It's a funny coincidence that when Netflix's High Score debuted last week EVORETRO sales have also increased over the weekend. It's also worth noting that a theme of nostalgic documentaries have been taking up our screens recently from documentaries like Michael Jordan's The Last Dance or Tony Hawk's Pretending I am a Superman taking up our streaming screens. Is nostalgia a commodity? Are we living in a nostalgia era? To the right people, it most definitely is or has been for a while now. I for one, love going through Reddit subs like retro gaming and seeing parents sharing their love for their beloved game with their offspring, or men proudly displaying their man cave adorned with a variety of (S)NES GAMES, Atari, Sega, and Nintendos.
Image via Nintendolife.com
Back to Netflix’s recent gaming documentary, Nintendo has taken up most of the 6 part docuseries making an appearance in all 6 episodes. Despite its counterparts, Nintendo has managed to not only stay relevant but to dominate the entertainment system niche. CNBC reports that Sales of the company's popular Nintendo Switch and Switch Lite consoles grew around 167% in Q1 of 2020. With Animal Crossing reportedly now having sold 22.4 million copies, again confirming the impact video games have in our lives.
A big reason for this leap in sales is of course the pandemic but imagine a 10-year old stuck at home for months unleashing his enthusiasm online in these virtual worlds and looking back at it 20 years from now- It’s nostalgia in the making. It is escapism in the most positive sense, an outlet for creativity and the need to interact with like-minded people set in an almost infinite world where people now hold parties, game nights, graduations, and even couples getting married in Animal Crossings just so they can celebrate with friends and family sans social distancing and face masks. Sometimes we just need a safe place to forget the trials and tribulations we are experiencing. Societal norms are shaped by these “crises” and it will be no surprise that in a post-Covid 19-era we would still see these fun virtual gatherings as the norm.
Janna and Stefan, from Maryland, US, walked down the aisle and made vows during the ceremony.

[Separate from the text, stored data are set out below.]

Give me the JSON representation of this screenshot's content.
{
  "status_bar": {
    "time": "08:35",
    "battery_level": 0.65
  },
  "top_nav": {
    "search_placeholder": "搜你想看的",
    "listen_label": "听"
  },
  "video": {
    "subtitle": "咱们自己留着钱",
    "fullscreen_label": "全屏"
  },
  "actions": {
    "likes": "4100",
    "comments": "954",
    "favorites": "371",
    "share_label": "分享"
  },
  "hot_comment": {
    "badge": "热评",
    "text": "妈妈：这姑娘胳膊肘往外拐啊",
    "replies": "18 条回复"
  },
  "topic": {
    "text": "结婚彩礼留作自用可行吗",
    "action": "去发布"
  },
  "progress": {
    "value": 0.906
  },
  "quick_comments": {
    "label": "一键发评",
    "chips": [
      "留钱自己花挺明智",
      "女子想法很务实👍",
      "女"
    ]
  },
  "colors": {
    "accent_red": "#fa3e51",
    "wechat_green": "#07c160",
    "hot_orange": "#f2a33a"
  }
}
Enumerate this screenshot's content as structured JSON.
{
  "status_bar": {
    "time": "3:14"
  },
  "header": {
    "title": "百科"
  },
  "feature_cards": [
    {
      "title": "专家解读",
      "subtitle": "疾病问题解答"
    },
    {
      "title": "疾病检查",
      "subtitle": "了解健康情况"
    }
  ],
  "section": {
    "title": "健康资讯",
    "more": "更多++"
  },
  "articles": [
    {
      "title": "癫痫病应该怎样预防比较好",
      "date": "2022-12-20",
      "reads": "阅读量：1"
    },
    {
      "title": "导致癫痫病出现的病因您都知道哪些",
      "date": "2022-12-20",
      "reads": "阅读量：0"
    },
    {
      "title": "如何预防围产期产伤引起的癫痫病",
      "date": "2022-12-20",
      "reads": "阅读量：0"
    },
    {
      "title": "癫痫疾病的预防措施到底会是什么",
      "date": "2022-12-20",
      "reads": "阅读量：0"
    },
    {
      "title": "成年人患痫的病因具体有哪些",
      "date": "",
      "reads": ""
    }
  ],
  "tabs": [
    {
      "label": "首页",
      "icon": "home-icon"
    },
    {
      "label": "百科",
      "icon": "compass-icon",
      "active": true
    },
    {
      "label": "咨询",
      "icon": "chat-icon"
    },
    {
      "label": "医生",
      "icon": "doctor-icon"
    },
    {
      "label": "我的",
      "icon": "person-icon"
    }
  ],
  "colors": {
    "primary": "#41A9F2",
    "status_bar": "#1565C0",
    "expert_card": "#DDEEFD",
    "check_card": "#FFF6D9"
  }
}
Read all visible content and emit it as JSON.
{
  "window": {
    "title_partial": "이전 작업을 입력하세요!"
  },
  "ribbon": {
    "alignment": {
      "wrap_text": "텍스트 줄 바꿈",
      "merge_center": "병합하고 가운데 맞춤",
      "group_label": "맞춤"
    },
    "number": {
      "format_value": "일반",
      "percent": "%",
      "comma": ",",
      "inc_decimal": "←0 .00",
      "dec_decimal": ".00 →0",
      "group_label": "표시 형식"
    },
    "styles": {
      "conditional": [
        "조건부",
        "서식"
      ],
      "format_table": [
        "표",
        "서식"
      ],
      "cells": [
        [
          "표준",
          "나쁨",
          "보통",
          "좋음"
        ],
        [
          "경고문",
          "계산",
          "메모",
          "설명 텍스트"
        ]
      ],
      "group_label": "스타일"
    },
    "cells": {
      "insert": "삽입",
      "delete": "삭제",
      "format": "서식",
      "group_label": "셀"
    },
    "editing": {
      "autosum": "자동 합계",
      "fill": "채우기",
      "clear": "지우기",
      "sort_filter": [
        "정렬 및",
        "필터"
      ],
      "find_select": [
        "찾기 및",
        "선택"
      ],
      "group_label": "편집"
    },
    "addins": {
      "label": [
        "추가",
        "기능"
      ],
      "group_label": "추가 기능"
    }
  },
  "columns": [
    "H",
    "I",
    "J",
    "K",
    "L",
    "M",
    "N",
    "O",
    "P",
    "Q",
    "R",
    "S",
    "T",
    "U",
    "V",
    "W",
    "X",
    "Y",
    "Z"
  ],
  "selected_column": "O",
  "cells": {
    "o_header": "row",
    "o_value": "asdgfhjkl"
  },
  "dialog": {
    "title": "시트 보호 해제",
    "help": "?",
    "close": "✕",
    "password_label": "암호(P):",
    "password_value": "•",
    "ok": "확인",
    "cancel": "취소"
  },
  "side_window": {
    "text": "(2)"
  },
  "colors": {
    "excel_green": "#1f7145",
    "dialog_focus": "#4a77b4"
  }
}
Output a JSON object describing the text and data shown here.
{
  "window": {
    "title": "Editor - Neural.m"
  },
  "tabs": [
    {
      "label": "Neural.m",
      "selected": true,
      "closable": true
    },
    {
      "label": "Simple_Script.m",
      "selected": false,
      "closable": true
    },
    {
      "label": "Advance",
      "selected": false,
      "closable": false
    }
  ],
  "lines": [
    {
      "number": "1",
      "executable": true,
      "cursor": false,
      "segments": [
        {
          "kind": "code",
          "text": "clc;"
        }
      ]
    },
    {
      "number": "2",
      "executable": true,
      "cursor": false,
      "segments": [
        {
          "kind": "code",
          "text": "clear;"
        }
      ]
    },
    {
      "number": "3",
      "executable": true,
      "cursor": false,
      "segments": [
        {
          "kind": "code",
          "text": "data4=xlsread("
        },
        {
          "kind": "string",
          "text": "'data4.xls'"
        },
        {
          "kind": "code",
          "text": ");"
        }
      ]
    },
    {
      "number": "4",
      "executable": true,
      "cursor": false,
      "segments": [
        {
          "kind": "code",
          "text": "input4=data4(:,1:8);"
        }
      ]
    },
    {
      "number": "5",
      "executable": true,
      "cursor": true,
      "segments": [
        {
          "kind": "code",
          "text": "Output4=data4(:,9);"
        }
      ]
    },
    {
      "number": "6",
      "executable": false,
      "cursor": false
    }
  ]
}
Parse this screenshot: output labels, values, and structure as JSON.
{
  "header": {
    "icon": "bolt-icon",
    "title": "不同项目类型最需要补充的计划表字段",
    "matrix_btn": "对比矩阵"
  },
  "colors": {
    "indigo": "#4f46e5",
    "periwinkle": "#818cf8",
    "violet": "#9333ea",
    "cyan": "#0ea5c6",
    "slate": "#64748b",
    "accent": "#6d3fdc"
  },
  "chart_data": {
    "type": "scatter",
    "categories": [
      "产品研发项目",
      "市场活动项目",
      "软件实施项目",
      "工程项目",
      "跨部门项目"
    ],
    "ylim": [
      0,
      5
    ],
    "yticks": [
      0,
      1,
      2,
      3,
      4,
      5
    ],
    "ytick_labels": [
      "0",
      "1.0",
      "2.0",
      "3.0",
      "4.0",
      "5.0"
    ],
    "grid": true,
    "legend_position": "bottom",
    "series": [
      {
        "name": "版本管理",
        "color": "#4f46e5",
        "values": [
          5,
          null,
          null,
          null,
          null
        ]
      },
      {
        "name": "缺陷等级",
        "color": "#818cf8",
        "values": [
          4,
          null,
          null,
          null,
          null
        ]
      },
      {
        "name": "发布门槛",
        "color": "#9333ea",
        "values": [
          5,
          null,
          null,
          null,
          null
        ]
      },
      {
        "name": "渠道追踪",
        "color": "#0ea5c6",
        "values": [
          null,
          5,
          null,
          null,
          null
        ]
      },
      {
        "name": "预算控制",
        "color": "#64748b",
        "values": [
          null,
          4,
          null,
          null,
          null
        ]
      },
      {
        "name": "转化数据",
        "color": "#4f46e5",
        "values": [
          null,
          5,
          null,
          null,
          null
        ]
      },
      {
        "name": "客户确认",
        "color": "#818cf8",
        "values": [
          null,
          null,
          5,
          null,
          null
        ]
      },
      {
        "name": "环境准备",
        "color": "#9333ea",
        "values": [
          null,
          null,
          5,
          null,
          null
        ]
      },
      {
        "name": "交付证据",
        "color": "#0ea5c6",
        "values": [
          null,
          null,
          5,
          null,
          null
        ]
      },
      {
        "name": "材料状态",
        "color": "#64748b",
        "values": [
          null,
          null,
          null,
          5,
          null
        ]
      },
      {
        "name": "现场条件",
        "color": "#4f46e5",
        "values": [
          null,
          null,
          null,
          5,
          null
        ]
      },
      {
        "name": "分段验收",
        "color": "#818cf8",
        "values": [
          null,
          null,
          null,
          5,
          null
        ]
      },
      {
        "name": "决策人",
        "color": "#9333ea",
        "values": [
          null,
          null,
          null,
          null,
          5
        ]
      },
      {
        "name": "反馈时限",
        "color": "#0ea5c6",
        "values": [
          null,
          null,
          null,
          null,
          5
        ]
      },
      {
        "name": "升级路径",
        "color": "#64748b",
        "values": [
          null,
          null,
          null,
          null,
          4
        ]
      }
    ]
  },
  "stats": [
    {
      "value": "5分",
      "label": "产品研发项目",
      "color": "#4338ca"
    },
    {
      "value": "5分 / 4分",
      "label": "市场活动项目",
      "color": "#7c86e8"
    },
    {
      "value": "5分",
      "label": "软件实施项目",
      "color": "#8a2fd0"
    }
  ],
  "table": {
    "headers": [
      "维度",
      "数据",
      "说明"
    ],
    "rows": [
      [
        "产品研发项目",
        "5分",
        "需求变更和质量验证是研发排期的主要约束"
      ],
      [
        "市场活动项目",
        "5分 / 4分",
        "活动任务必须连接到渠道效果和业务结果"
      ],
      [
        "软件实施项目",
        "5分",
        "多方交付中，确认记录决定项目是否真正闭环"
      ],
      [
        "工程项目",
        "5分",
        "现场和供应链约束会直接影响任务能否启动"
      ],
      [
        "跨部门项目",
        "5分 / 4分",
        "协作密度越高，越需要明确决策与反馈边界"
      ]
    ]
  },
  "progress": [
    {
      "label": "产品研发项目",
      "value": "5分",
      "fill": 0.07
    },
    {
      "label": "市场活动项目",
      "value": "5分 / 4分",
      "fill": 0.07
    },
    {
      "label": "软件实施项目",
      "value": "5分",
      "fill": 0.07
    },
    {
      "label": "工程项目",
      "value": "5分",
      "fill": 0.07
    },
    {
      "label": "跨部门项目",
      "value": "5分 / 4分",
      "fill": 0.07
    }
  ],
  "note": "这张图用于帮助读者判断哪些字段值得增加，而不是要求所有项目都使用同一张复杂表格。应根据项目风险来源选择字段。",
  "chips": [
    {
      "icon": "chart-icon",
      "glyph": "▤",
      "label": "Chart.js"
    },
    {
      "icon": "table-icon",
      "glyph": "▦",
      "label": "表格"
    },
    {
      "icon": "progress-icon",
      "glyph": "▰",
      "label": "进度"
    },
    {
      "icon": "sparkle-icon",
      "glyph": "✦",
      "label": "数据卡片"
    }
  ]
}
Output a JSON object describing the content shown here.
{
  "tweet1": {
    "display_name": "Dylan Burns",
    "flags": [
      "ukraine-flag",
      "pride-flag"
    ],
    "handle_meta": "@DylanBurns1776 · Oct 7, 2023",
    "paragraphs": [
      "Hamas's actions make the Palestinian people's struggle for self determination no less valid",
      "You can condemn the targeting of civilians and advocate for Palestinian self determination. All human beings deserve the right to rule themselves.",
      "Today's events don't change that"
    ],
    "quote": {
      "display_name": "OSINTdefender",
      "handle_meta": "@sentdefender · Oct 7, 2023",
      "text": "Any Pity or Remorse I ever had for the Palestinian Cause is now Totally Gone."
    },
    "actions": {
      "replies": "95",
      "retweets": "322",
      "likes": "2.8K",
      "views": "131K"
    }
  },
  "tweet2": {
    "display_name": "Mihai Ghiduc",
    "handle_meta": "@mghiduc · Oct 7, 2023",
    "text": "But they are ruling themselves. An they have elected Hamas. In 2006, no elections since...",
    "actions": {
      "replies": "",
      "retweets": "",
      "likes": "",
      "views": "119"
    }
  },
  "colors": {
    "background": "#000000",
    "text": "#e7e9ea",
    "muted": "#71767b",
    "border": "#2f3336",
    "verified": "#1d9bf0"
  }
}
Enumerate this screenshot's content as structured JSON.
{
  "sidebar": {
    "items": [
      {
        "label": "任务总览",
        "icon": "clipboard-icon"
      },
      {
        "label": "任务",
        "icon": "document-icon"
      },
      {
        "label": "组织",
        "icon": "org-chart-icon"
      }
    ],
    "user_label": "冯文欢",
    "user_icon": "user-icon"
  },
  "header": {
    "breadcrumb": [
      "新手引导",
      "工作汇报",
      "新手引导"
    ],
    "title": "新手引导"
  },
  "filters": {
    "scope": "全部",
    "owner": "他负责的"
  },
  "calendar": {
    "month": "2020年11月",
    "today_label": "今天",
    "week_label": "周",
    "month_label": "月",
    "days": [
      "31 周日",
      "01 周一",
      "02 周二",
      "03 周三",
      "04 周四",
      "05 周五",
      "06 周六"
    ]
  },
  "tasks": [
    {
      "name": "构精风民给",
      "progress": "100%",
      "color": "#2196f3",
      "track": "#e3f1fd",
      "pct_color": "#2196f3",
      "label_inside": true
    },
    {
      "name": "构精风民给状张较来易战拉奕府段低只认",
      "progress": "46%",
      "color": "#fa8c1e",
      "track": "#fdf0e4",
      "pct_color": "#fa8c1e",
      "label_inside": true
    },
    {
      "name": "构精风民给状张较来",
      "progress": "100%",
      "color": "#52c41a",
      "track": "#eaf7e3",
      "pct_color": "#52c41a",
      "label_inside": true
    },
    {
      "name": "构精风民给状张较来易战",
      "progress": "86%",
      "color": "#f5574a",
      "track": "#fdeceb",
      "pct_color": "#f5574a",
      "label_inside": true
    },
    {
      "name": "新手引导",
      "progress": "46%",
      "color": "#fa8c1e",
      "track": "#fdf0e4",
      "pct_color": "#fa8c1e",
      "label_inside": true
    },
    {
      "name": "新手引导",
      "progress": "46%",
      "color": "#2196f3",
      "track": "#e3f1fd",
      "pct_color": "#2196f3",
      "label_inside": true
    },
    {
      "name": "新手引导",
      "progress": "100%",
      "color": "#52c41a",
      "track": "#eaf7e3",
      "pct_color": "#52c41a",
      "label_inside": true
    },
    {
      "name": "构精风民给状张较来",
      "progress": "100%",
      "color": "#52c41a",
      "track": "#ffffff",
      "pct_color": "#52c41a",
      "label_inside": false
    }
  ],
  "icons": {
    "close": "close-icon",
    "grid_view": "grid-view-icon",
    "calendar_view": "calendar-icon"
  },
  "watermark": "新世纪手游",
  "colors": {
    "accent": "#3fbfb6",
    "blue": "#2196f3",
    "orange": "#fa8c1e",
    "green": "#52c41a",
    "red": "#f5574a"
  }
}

It is impossible to measure the impact video games have nowadays; it is also an understatement to say that anxieties and depression may be momentarily alleviated as the young and young at heart succumb to playing video games indoors. Video games continue to impact our lives in not just a recreational sense but as something that shapes our lifestyle and our culture. The best memories are not marked by dates and time but by moments of where you were and what you were doing no one remembers when they started playing Mortal Kombat but almost every millennial knows what “finish him!” means. As the decades come and go, we’ve taken a gigantic leap from the arcade games to handheld virtual realities. Aren’t you excited and giddy to see what’s to come next?